Whited, a Realtor who has lived in Mount Vernon for almost 40 years, began his running career after meeting his significant other, Karen, on a trip to Montana in 1994.
For the Love of the Sport...and Romance
“Women. They make you do crazy things,” Whited said. “[Karen] had been running for twenty-something years and had quite a few marathons under her belt, and she kind of made it apparent that anybody she was interested in had to keep up with her. At the time, I couldn’t really run around the block.”
After dating for a few months, Whited found himself with a case of insomnia one night. After pulling an all-nighter while working, he decided to try to run at six a.m. to tire himself out.
“I had Docksiders on,” Whited said. “Not exactly the best running shoes. I just went out and ran until I couldn’t run anymore.”
He ran seven-tenths of a mile, and then he went back out and ran another five-tenths of a mile. Thanks to Karen, he caught the running bug.
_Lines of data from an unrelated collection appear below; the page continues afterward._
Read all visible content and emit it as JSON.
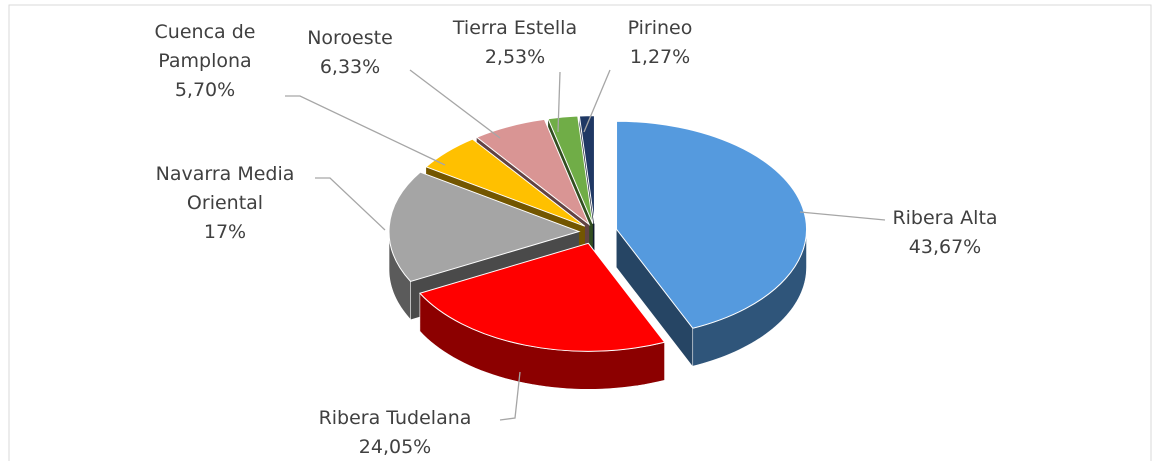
{
  "chart_data": {
    "type": "pie",
    "categories": [
      "Ribera Alta",
      "Ribera Tudelana",
      "Navarra Media Oriental",
      "Cuenca de Pamplona",
      "Noroeste",
      "Tierra Estella",
      "Pirineo"
    ],
    "values": [
      43.67,
      24.05,
      17,
      5.7,
      6.33,
      2.53,
      1.27
    ],
    "value_labels": [
      "43,67%",
      "24,05%",
      "17%",
      "5,70%",
      "6,33%",
      "2,53%",
      "1,27%"
    ],
    "colors": [
      "#559ade",
      "#ff0000",
      "#a5a5a5",
      "#ffc000",
      "#d99594",
      "#70ad47",
      "#1f3864"
    ]
  }
}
“So next time I ran into her I said, ‘Hey guess what? I went for a run the other morning, I ran 1.2 miles and it took me a little over eleven minutes,’” he recalled. “She just thought that was great.”
Ninety-eight marathons later, Whited and Karen are still going strong.
A Marathon Surprise
Whited worked up to a point where he could run ten miles, and Karen had asked him if he was going to run a marathon. He didn’t think he could do it, but on Labor Day weekend that year, he decided to challenge himself while Karen was running a race out of town.
“I went out Friday night and laid out a course. It was when the Fairfax County Parkway wasn’t yet opened but it was paved,” he said. “I measured out a course 10 miles out and 10 miles back, and I left out water. I got up and started running at quarter to four in the morning. I went out, did my ten miles out and made it about eight miles back.”
When he was finished, he decided to drive to the beach to surprise Karen. He joined her after the race started, surprising her. Little did she know the other surprise that was in store.
“I said, ‘I’m going to run the Marine Corps Marathon this year.’ She said, ‘You can’t get beyond 10 or 12 miles.’ I told her I did 20 this morning and did another 6 miles now,” he recalled with a laugh.
Whited registered for the 1995 Marine Corps Marathon soon and found himself at the starting line of his first marathon soon after.
“It was exciting to be there. It’s a whole party atmosphere,” recalled Whited. “I remember about halfway through I started to develop some pretty nasty blisters that were pretty painful towards the end. Basically, my goal was just to finish.”
He crossed the finish line in four hours, 29 minutes.
“Ten years later, and it still gets to me.”
Whited’s most memorable race was the 2001 Marine Corps Marathon, which took place more than a month after 9/11. As runners passed the Pentagon, Whited recalled, the display of patriotism was a moving sight.
“When we went past the area where the plane had crashed it was just an amazing thing,” he said. “I mean, the whole thing from the start had a lot of patriotism but when you got to that site, so many people stopped. I saw a lot of people just drop to their knees in prayer. It made me cry that day. Ten years later, and it still gets to me.”
A week later, Whited ran the New York City Marathon and then ran a 5K in Shanksville, Pa., the site of the United 93 crash that is coincidentally, his hometown.
Whited has also completed 28 ultra marathons, 50 to 100 mile long endurance runs. He joins the Reston Runners for weekend training runs. He is also a member of the 50 States Club, where members run a marathon in all 50 states. He is more than halfway to his goal.
What is the biggest lesson he has learned through 99 marathons, 28 ultra marathons, and countless 5K’s and 10K’s?
Whited replied, “Just keep pressing on, like everything in life. Don’t give up.”